Nitrogen is a major constituent of DNA. ^{14}N is by far the most abundant isotope of nitrogen, but DNA with the heavier (but non-radioactive) ^{15}N isotope is also functional.

E. coli was grown for several generations in a medium containing NH_{4}Cl with ^{15}N. When DNA is extracted from these cells and made to undergo buoyant density centrifugation on a salt (CsCl) density gradient, the DNA separates out at the point at which its density equals that of the salt solution. The DNA of the cells grown in ^{15}N medium had a higher density than cells grown in normal ^{14}N medium. After that, E. coli cells with only ^{15}N in their DNA were transferred to a ^{14}N medium and were allowed to divide; the progress of cell division was monitored by microscopic cell counts and by colony assay.

DNA was extracted periodically and was compared to pure ^{14}N DNA and ^{15}N DNA. After one replication, the DNA was found to have intermediate density. Since conservative replication would result in equal amounts of DNA of the higher and lower densities (but no DNA of an intermediate density), conservative replication was excluded. However, this result was consistent with both semiconservative and dispersive replication. Semiconservative replication would result in double-stranded DNA with one strand of ^{15}N DNA, and one of ^{14}N DNA, while dispersive replication would result in double-stranded DNA with both strands having mixtures of ^{15}N and ^{14}N DNA, either of which would have appeared as DNA of an intermediate density.
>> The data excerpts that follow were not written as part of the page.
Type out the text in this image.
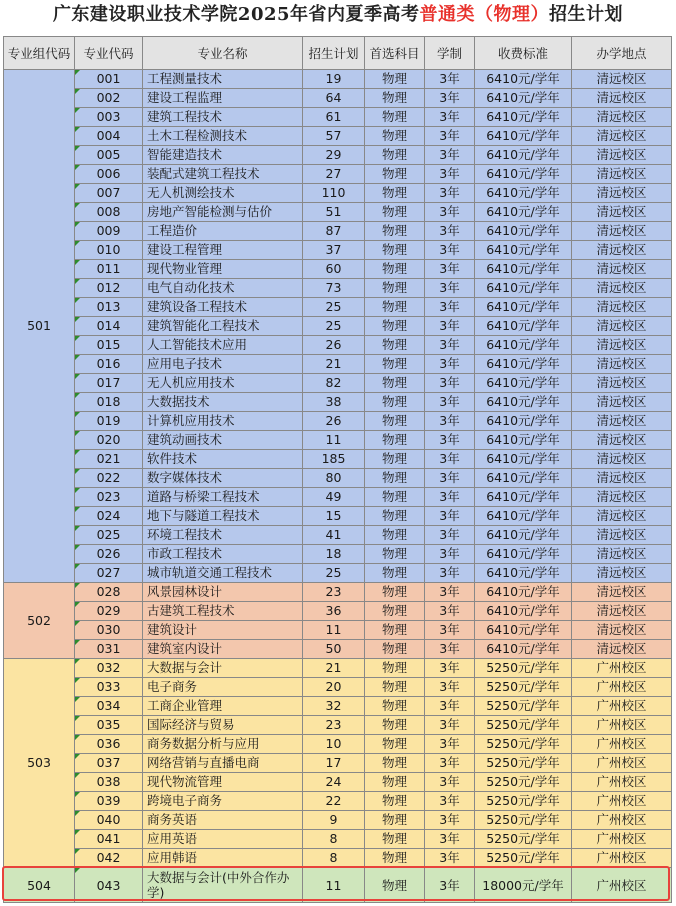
广东建设职业技术学院2025年省内夏季高考普通类（物理）招生计划
专业组代码	专业代码	专业名称	招生计划	首选科目	学制	收费标准	办学地点
501	001	工程测量技术	19	物理	3年	6410元/学年	清远校区
	002	建设工程监理	64	物理	3年	6410元/学年	清远校区
	003	建筑工程技术	61	物理	3年	6410元/学年	清远校区
	004	土木工程检测技术	57	物理	3年	6410元/学年	清远校区
	005	智能建造技术	29	物理	3年	6410元/学年	清远校区
	006	装配式建筑工程技术	27	物理	3年	6410元/学年	清远校区
	007	无人机测绘技术	110	物理	3年	6410元/学年	清远校区
	008	房地产智能检测与估价	51	物理	3年	6410元/学年	清远校区
	009	工程造价	87	物理	3年	6410元/学年	清远校区
	010	建设工程管理	37	物理	3年	6410元/学年	清远校区
	011	现代物业管理	60	物理	3年	6410元/学年	清远校区
	012	电气自动化技术	73	物理	3年	6410元/学年	清远校区
	013	建筑设备工程技术	25	物理	3年	6410元/学年	清远校区
	014	建筑智能化工程技术	25	物理	3年	6410元/学年	清远校区
	015	人工智能技术应用	26	物理	3年	6410元/学年	清远校区
	016	应用电子技术	21	物理	3年	6410元/学年	清远校区
	017	无人机应用技术	82	物理	3年	6410元/学年	清远校区
	018	大数据技术	38	物理	3年	6410元/学年	清远校区
	019	计算机应用技术	26	物理	3年	6410元/学年	清远校区
	020	建筑动画技术	11	物理	3年	6410元/学年	清远校区
	021	软件技术	185	物理	3年	6410元/学年	清远校区
	022	数字媒体技术	80	物理	3年	6410元/学年	清远校区
	023	道路与桥梁工程技术	49	物理	3年	6410元/学年	清远校区
	024	地下与隧道工程技术	15	物理	3年	6410元/学年	清远校区
	025	环境工程技术	41	物理	3年	6410元/学年	清远校区
	026	市政工程技术	18	物理	3年	6410元/学年	清远校区
	027	城市轨道交通工程技术	25	物理	3年	6410元/学年	清远校区
502	028	风景园林设计	23	物理	3年	6410元/学年	清远校区
	029	古建筑工程技术	36	物理	3年	6410元/学年	清远校区
	030	建筑设计	11	物理	3年	6410元/学年	清远校区
	031	建筑室内设计	50	物理	3年	6410元/学年	清远校区
503	032	大数据与会计	21	物理	3年	5250元/学年	广州校区
	033	电子商务	20	物理	3年	5250元/学年	广州校区
	034	工商企业管理	32	物理	3年	5250元/学年	广州校区
	035	国际经济与贸易	23	物理	3年	5250元/学年	广州校区
	036	商务数据分析与应用	10	物理	3年	5250元/学年	广州校区
	037	网络营销与直播电商	17	物理	3年	5250元/学年	广州校区
	038	现代物流管理	24	物理	3年	5250元/学年	广州校区
	039	跨境电子商务	22	物理	3年	5250元/学年	广州校区
	040	商务英语	9	物理	3年	5250元/学年	广州校区
	041	应用英语	8	物理	3年	5250元/学年	广州校区
	042	应用韩语	8	物理	3年	5250元/学年	广州校区
504	043	大数据与会计(中外合作办学)	11	物理	3年	18000元/学年	广州校区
The authors continued to sample cells as replication continued. DNA from cells after two replications had been completed was found to consist of equal amounts of DNA with two different densities, one corresponding to the intermediate density of DNA of cells grown for only one division in ^{14}N medium, the other corresponding to DNA from cells grown exclusively in ^{14}N medium. This was inconsistent with dispersive replication, which would have resulted in a single density, lower than the intermediate density of the one-generation cells, but still higher than cells grown only in ^{14}N DNA medium, as the original ^{15}N DNA would have been split evenly among all DNA strands. The result was consistent with the semiconservative replication hypothesis.